I’m glad we have Historic Seattle to protect lovely old buildings like this. If some of you had your way, the entire city would be made of hardi-board.
Yeah, truly. I’m big on urbanism and eye-rolling at/fucking over NIMBYs 9 times out of 10, but given the uniqueness & history of this particular building, I’m not mad about efforts to preserve it at all. You’d think from the comments that this is just another single family home owned by wealthy empty nesters or something, not a multi-unit structure being used to provide low-income housing.
and gasp, more people would have their housing needs met. sure, keeping things pretty to you is important too
Great to hear that a 17-unit, SRO, low-income apartment building is being preserved in Capitol Hill. What neighbors are you talking about, Sean, that need housing? Seems like the 17 people in this old building count as neighbors. Matt, do you even have a community? Other than your online and work friends I mean…
Just trolling the trolls and righteous naysayers.
are you claiming that our housing needs are met?
This is the way historic preservation should work at its best: not just restoring fine buildings for another century of life (and keeping them out of landfill) but providing housing of the sort that historically kept low income people from living on the street. If this structure was torn down and a new one was built in its place, no way in today’s high-cost construction climate would the result be 17 units of affordable housing. Win/win.
First of all, the property is on First Hill, not Capitol Hill. There is more than one of the Double Houses in the neighborhood. What’s really important about this particular style of housing is that it was one of many different ideas and creative housing solutions tried during the early years of Seattle’s boom period in population. Preservation should save the property as a solution to more housing integration in single family home areas. This was and still is a great solution to providing more family friendly housing and a better anesthetic to neighborhoods. There are lots more great examples to find on First Hill. This neighborhood experienced single family homes to multi-family housing within a major growth spurt. Lots of lessons to be learned.

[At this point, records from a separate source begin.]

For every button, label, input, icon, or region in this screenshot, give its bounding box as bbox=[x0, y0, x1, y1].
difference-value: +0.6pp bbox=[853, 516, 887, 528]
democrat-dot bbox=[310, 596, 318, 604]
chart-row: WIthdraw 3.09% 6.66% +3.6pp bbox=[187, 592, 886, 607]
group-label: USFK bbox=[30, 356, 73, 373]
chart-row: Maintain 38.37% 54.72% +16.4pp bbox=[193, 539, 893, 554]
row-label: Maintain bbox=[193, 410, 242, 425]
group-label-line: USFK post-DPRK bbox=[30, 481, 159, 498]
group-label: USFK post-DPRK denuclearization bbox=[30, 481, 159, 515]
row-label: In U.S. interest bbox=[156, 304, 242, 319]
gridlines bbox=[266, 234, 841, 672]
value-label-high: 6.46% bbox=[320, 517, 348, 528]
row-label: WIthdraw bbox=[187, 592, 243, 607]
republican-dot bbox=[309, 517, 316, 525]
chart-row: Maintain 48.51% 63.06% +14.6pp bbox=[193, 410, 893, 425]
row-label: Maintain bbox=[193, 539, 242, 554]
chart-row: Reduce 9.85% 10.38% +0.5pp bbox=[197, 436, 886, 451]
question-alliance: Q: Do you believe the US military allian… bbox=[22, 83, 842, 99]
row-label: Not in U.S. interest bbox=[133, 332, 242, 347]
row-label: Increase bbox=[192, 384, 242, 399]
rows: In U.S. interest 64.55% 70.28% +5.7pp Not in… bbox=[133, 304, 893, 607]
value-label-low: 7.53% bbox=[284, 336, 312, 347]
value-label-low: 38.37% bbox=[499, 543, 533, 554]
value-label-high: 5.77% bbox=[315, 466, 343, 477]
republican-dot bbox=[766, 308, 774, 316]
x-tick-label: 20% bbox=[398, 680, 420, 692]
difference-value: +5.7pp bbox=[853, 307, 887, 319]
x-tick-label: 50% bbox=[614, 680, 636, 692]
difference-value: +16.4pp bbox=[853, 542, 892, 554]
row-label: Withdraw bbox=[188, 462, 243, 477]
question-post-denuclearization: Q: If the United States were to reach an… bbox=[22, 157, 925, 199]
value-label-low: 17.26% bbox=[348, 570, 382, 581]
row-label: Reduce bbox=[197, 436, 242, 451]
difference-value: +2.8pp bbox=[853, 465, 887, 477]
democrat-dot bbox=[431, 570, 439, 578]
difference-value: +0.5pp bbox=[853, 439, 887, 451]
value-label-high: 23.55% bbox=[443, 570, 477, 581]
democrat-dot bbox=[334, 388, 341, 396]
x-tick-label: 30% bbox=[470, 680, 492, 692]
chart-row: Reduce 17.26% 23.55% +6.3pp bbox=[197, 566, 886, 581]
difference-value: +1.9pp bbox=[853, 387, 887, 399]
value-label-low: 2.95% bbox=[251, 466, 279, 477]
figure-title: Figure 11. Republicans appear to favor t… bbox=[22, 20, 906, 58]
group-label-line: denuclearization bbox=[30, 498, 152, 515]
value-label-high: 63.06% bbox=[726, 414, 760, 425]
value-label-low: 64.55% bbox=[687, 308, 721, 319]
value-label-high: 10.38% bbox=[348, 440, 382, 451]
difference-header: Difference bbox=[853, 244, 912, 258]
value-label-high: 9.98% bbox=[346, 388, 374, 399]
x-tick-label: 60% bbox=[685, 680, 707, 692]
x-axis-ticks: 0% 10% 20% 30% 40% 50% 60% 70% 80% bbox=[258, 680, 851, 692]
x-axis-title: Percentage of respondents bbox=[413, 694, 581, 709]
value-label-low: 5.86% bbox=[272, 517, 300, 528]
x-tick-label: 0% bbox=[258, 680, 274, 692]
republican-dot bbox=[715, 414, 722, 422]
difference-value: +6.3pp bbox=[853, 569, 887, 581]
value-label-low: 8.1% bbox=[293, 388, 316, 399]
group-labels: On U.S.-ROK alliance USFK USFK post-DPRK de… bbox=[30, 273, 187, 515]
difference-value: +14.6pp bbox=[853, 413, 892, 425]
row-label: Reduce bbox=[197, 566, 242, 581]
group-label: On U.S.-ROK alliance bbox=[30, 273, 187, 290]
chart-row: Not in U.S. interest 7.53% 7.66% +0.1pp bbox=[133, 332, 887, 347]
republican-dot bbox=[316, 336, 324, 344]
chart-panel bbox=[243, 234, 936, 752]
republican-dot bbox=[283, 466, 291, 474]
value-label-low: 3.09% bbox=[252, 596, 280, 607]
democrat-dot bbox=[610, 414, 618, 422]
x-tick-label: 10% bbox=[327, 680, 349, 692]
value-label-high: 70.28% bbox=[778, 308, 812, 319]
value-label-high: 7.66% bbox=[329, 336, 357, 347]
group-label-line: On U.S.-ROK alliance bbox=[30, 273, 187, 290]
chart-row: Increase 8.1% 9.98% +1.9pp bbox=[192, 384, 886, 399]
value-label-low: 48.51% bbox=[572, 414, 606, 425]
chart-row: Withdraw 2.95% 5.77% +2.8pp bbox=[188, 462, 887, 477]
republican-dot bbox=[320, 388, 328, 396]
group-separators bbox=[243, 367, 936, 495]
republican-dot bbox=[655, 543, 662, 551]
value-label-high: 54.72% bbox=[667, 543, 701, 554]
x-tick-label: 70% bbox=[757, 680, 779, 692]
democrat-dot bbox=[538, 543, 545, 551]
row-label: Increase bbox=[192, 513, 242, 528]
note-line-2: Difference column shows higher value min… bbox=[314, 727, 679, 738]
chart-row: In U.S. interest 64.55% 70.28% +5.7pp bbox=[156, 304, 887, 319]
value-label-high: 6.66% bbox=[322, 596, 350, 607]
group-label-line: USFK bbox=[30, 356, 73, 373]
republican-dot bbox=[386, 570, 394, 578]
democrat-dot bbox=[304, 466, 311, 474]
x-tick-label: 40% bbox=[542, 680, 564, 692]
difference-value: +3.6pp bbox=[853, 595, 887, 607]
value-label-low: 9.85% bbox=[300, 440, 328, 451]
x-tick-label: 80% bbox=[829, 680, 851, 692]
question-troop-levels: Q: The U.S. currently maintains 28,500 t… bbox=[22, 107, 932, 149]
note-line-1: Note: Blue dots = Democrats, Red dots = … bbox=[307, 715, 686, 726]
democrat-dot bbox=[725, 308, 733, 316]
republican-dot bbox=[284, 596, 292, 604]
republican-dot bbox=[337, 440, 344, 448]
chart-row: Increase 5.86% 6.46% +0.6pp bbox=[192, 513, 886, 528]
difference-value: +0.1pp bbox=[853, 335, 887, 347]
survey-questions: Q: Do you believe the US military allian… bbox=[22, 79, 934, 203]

This history and the fact that the building has converted into multi unit housing like an apartment building in response to our current population boom that has more than rivaled the one during the gold rush is just a sign that we are not responding to that population boom and it’s housing needs. Put it in a museum, add a plaque, people cannot live in other people’s memories…
I think it’s important to preserve old buildings like this, not because they are “old,” but because they meet certain criteria, which are actually quite strict and which make certain that only distinctive places are saved. It’s called “our collective history.”
Not every property needs to be razed in favor of modern (and often ugly) housing.
Seattle can afford to keep a few cool old buildings around as we raze and pave and build and pack full of new arrivals most of our neighborhood. Don’t worry Urbanists, your plans for domination won’t be hurt if we save one building.
unlike how they’ve been hurt for two generations? what is your evidence that we won’t continue to block new housing?
When were the Safeway and QFC projects canceled?
QFC project? Which one? The Safeway project has been delayed for a decade by NIMBYs
Raze it.
Absolutely hilarious to see the regulars support low income housing based on the way the building looks, when they only complain about the effect of low income housing like the rows along summit. I wish I could believe that it was as simply as tricking them with facades.
I mean, I do think that making those housing projects more aesthetically pleasing WOULD go a long way in garnering neighborhood support for them, but I don’t think that’s what’s happening here anyway…this building has 17 units, whatever could be built in their place likely wouldn’t be significantly more than that but it WOULD cost significantly more & potentially be built worse…
it costs money to be fancy or “pleasing”. Cookie cutter is how you do cheap/fast.